Out-Sourcing the contexttransitioning logic in another class would mean:
Provide the viewControllers and frames, etc. which are hold in the stack of my container FROM the container TO the context object because the context needs to provide them to the transition logic.
Call transition-callbacks FROM the context object ON the container because the context object is the one receiving them from the transition logic.
As Apple uses this class-relationship, there must be some advantage about it, i guess.
Currently, i don't know if i should keep my implementation, or try to make it as modular as Apple-provided containers.
Also see this SO - Question where i asked the same thing. (More like an answer-question, sorry for that :/ )
While we're on the topic : Is it possible to make my container work with UIPercentDrivenInteractiveTransition ? The documentation says it cuts the animation executed by the transitionAnimator in keyframes and automagically "replays" the animated transition step by step, so i doubt it can be used with custom containers.
Thanks for your help !
Apple uses a lot of small classes conforming to certain protocols to hand over pieces of work. Divide and conquer. Have a look at for instance the way UITableView operates or collection view. They did split things into smallest chunks possible, and provided each one with some generic objects. These objects only conform to certain Protocols.

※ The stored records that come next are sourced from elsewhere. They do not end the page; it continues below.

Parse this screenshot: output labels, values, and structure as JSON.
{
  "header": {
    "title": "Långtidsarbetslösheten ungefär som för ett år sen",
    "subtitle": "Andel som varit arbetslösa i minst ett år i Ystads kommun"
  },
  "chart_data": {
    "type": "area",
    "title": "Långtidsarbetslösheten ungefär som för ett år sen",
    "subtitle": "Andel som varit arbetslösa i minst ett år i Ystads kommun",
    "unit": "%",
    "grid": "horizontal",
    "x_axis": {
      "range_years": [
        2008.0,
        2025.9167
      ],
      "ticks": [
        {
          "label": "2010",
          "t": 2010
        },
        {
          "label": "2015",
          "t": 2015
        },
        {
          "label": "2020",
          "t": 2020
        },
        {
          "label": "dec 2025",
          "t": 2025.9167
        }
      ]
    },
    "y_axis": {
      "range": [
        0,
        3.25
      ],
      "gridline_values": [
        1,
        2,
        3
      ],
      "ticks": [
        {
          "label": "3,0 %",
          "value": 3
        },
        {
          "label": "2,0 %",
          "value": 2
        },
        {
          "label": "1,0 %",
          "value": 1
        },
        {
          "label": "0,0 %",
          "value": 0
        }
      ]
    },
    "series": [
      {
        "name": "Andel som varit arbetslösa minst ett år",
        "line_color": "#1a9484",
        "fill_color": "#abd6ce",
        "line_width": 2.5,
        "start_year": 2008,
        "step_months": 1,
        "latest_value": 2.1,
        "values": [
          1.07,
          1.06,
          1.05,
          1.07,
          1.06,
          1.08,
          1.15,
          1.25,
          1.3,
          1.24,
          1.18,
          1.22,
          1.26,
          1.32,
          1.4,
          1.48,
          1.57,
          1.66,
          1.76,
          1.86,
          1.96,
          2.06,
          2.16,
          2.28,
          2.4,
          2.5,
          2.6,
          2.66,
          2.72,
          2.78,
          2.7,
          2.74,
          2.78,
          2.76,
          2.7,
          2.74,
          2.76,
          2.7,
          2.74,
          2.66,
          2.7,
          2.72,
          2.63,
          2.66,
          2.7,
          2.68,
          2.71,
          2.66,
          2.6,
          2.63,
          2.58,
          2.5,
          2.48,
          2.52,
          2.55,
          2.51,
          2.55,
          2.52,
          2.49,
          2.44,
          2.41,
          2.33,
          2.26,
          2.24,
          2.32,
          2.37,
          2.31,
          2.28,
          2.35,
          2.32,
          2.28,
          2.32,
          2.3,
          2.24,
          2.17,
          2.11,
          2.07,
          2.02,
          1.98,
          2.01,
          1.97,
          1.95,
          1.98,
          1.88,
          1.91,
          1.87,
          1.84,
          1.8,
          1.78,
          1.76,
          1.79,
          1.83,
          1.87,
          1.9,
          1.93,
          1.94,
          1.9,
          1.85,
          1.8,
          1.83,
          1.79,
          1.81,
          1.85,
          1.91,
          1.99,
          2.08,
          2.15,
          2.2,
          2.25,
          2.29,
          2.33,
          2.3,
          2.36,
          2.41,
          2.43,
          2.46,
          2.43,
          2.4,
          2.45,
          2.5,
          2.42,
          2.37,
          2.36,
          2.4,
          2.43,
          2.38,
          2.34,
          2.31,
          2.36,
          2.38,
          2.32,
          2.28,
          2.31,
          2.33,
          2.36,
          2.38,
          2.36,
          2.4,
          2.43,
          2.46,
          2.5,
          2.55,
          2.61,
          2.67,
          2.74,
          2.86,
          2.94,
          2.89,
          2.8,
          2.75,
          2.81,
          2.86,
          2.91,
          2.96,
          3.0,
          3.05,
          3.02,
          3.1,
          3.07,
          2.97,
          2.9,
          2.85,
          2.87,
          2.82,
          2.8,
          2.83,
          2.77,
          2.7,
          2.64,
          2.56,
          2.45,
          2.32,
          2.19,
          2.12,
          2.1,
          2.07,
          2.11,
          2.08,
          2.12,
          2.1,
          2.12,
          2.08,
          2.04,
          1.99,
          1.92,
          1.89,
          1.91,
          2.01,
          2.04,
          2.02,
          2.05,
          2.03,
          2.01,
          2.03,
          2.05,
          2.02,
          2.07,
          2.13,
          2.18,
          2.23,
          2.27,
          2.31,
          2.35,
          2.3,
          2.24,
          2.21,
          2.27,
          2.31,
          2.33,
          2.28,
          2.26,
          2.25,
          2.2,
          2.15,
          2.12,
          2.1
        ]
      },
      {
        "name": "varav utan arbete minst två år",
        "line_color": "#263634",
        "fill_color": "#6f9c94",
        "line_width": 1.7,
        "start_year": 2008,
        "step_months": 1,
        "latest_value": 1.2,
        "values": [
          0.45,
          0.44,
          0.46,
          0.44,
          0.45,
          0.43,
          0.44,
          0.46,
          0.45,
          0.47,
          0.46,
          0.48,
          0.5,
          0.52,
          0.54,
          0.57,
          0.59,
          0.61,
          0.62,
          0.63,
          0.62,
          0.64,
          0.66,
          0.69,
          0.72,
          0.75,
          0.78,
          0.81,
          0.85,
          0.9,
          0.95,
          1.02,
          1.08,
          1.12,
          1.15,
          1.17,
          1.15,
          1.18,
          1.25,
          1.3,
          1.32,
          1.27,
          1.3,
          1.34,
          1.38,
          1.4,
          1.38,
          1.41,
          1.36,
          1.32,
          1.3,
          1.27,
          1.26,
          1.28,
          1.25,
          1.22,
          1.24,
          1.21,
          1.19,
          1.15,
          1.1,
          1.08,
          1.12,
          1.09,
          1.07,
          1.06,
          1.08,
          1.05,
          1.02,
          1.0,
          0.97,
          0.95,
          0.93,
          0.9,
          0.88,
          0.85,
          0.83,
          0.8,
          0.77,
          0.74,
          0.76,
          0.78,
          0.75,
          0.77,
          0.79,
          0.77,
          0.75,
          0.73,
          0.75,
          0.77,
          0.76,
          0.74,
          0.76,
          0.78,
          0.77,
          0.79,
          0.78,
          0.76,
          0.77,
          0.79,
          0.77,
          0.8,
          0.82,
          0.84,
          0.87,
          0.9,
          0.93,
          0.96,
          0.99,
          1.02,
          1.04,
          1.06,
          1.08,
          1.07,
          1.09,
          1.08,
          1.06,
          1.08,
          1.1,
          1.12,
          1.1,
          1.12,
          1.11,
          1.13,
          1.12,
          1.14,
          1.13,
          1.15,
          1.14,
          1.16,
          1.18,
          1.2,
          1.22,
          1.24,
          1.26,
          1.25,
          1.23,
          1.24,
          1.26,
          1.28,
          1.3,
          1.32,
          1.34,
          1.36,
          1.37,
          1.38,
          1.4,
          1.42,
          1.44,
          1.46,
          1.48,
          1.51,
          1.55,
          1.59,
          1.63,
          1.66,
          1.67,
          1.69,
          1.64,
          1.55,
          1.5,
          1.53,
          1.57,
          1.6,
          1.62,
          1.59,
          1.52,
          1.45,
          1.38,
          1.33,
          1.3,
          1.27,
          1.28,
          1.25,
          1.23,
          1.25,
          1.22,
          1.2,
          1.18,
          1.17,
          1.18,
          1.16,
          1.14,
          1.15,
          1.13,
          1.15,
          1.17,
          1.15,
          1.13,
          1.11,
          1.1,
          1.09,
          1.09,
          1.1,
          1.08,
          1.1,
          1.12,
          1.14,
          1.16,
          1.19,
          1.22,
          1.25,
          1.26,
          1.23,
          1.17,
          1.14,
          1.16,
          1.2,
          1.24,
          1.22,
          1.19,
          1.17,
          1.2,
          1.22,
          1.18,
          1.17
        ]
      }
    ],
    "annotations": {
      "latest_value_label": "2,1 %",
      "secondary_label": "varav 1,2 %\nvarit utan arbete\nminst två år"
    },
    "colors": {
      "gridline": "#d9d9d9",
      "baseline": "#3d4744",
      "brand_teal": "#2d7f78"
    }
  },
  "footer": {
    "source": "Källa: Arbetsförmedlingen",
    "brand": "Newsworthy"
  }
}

Do not force people to subclass.
Create protocols that classes fulfilling certain roles have to conform to.
Where you want to create ready to use objects that will perform certain actions - return id type of object, not a class object. That's the only way to keep things simple and flexible enough.
Apple does that even with NSObject, which is both a class and protocol.
When creating your own protocols, remember to make them conform to NSObject * protocol.
Your question is rather long, and does not ask any specific questions, so I hope this answers some of your concerns. If not, feel free to post one to response to this.